April 29, 1909
Aviation pioneer Pearl Laska Chamberlain was born to John W. and Lanie C. Bragg on Chestnut Mountain in Summers County, West Virginia. One of eight children, Chamberlain started out life as Lelia Pearl Bragg.
At the age of 17, Chamberlain became a school teacher; she remained in this profession to one extent or another until retiring in 1972. She also developed a strong interest in airborne transportation. In 1933, Chamberlain learned how to fly by piloting a Kinner Fleet biplane. Several years later, she put her teaching skills to effective use as an instructor for the Civilian Flight Training Program.
After the United States’ entry into World War II, Chamberlain joined the civilian pilots organization known as the Women Airforce Service Pilots (WASP). The attached photo of her was taken during her time as a WASP trainee. After being honorably discharged, she worked as a cryptologist at the Pentagon.

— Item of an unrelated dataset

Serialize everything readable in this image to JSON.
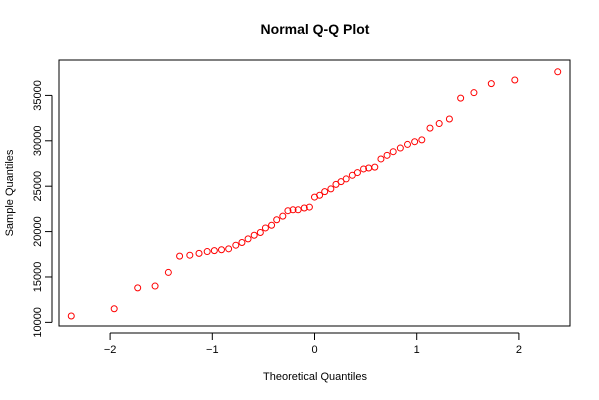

Another chapter of Chamberlain’s life began in 1944, when she moved to what was then the U.S. territory of Alaska. She worked far and wide within this future state as both a flight instructor and bush pilot. One of her record-setting achievements in that part of the world involved becoming the first woman to travel in the skies above the Alaska Highway while flying solo in single-engine plane in 1946. (The specific aircraft that she piloted for this milestone flight was a 1939 Piper J-4 Cub Coupe.) That same year, Chamberlain married merchant and fur dealer Lewis Lincoln Laska. Sadly, however, he died only two years later.
Chamberlain earned her undergraduate degree from the University of Alaska in 1955. She went on to receive a master’s degree from Miami University of Ohio in 1959. Chamberlain’s thesis focused on civilian aviation in Alaska. Later in life, she married fellow teacher Ed Chamberlain. They lived in California until his death in 1987. She then returned to Alaska, residing in Fairbanks until she moved to Nashville in 2007 to live with her son Lewis Lincoln Laska Jr. Chamberlain died in Nashville on November 22, 2012, at the age of 103.
Chamberlain, who held a pilot’s certificate until she was 97, continued to fly planes well into her golden years. She was a lifetime member of the Ninety-Nines, the organization of women pilots that was founded in 1929 by Amelia Earhart and other female aviation trailblazers. Chamberlain received this organization’s Award of Achievement in 2007. In addition, she was given the Wright Brothers Master Pilot Award the previous year. Her obituary stated, “Gracious and even-tempered, Pearl allowed no nonsense when it came to flying, but asserted that every hour spent in the air gave a person an extra day on earth.”